Human-in-the-Loop: 3 Levels
Level Definition
mandatory_human_approval Human must explicitly approve before action. Critical for high-stakes decisions.
human_override_available System acts autonomously but human can intervene. Default for most applications.
fully_automated No human intervention. Only for low-risk, high-volume decisions.
Graceful Degradation: Define Path

When systems fail, define exactly what happens:

  • trigger — What condition triggers degradation
  • degraded_behavior — What does the system do in degraded state
  • user_notification — How do users know capability is reduced
  • auto_recovery — Does it automatically recover or need intervention
Kill Switch: Emergency Stop

Every behavior must have an emergency stop mechanism:

  • mechanism — How is it triggered (API call, config flag, etc.)
  • authorization — Who can activate it
  • time_to_effect — How long until behavior stops (target: < 5 seconds)
  • side_effects — What happens to in-flight operations
  • restart_procedure — Steps to resume normal operation

Trust Scoring: 100-Point System

Trust is scored separately from implementation compliance:

Criteria Points
All 7 failure categories assessed 15
Every failure mode has detection 10
Every failure mode has mitigation 10
Every failure mode has recovery plan 10
Domain-specific severity documented 5
Blast radius classified 5
Ethical assessment complete 10
Human oversight levels defined 10
Graceful degradation modes defined 10
Kill switch documented 5
Failure mode tests referenced 10
Trust Levels

90-100: Enterprise Ready
Can be deployed in regulated environments with full audit trail.

70-89: Production Ready
Suitable for standard deployment with normal operational oversight.

50-69: Pilot Ready
For controlled testing with close monitoring.

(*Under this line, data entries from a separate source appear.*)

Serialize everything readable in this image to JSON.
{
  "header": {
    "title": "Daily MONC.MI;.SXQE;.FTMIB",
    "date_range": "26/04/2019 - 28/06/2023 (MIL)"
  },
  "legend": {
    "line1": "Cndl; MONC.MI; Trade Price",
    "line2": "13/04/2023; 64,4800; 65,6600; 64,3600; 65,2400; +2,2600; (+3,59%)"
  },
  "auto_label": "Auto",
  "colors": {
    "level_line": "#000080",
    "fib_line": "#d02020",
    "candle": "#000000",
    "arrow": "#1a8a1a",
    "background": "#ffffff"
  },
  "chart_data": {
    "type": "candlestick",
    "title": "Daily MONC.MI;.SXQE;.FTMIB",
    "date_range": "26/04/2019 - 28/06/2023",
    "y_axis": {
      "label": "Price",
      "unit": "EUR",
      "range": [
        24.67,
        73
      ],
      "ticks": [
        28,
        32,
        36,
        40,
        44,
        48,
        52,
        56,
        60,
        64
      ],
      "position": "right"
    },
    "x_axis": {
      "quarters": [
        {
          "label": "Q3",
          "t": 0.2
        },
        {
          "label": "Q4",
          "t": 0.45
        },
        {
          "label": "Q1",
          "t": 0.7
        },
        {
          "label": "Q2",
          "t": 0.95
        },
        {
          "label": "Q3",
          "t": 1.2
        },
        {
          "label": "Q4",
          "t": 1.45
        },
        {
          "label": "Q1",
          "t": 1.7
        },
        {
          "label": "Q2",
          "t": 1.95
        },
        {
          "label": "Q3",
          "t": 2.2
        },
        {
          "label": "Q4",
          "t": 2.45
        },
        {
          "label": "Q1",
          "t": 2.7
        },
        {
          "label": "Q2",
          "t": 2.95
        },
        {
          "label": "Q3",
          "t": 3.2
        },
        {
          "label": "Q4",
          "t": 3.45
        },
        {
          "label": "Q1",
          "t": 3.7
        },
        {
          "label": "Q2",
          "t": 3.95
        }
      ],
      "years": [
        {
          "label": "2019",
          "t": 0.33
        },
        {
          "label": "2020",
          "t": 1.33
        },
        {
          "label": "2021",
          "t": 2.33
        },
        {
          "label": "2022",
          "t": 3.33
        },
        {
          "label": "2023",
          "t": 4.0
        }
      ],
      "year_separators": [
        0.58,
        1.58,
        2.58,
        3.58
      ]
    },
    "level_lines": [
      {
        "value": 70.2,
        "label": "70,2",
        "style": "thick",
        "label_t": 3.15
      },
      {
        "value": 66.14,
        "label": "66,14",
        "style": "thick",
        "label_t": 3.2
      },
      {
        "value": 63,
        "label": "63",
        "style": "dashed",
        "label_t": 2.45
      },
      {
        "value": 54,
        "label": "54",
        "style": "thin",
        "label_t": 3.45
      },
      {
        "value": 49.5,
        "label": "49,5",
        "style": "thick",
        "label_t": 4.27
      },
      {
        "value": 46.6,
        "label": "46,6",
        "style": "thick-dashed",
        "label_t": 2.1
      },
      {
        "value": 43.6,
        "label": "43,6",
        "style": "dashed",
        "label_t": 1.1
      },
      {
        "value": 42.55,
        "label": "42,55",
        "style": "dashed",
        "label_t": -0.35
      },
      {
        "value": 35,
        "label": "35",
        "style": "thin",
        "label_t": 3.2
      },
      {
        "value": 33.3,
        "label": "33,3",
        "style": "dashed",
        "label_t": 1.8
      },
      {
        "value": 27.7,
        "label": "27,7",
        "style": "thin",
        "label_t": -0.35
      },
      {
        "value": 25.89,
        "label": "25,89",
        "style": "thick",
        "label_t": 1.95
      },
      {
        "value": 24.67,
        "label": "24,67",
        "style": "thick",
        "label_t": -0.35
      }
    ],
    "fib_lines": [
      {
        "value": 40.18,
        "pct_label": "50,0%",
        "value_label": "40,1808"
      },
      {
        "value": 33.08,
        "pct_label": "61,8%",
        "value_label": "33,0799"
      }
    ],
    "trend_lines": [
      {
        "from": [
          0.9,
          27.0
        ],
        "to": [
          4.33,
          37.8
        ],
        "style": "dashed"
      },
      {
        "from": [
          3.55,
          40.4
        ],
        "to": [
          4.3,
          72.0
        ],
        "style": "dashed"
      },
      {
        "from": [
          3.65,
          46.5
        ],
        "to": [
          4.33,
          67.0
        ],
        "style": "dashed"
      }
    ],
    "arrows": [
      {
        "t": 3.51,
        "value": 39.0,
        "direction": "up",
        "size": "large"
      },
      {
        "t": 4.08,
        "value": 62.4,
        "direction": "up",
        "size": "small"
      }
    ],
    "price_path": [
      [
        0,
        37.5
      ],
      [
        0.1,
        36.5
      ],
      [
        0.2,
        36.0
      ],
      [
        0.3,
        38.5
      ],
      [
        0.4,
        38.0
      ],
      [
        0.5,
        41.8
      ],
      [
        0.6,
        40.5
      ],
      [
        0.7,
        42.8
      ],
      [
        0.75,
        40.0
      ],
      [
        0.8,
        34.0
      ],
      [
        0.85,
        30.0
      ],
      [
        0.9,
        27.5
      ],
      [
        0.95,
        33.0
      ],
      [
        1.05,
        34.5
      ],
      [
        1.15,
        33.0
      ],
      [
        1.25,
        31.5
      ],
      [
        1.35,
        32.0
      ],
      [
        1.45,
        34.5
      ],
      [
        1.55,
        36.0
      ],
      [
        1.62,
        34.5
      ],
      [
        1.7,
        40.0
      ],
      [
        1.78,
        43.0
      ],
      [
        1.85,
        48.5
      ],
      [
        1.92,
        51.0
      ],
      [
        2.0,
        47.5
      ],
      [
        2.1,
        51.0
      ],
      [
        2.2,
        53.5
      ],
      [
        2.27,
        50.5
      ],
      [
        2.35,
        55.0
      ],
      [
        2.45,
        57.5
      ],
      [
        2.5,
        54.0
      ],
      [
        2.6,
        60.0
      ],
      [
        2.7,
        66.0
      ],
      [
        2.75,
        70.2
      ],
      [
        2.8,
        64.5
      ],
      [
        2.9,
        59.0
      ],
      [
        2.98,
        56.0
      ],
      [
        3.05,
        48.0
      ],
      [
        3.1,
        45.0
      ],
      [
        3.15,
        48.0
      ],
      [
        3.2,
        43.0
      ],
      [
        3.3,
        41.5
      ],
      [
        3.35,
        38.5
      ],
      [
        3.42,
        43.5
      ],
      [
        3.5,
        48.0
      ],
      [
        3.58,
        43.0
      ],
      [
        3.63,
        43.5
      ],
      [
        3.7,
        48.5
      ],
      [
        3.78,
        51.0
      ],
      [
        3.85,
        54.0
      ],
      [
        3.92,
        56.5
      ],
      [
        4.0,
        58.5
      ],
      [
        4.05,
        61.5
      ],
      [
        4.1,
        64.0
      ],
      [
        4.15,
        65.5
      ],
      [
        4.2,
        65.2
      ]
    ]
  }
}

Below 50: Development Only
Not ready for any external deployment.

Overall Quality Score: Combined Compliance & Trust

The final registry readiness is determined by combining implementation compliance with trust assessment:

Overall Quality = (Compliance Score × 0.5) + (Trust Score × 0.5)
Registry Tier Determination

90-100: ABC Certified Gold
Production-ready with comprehensive documentation and safety mechanisms.

75-89: ABC Certified
Meets standard for registry publication. Suitable for most use cases.

60-74: ABC Compatible
Acceptable with awareness of specific limitations.

Below 60: Not Registry Ready
Requires significant work before publication.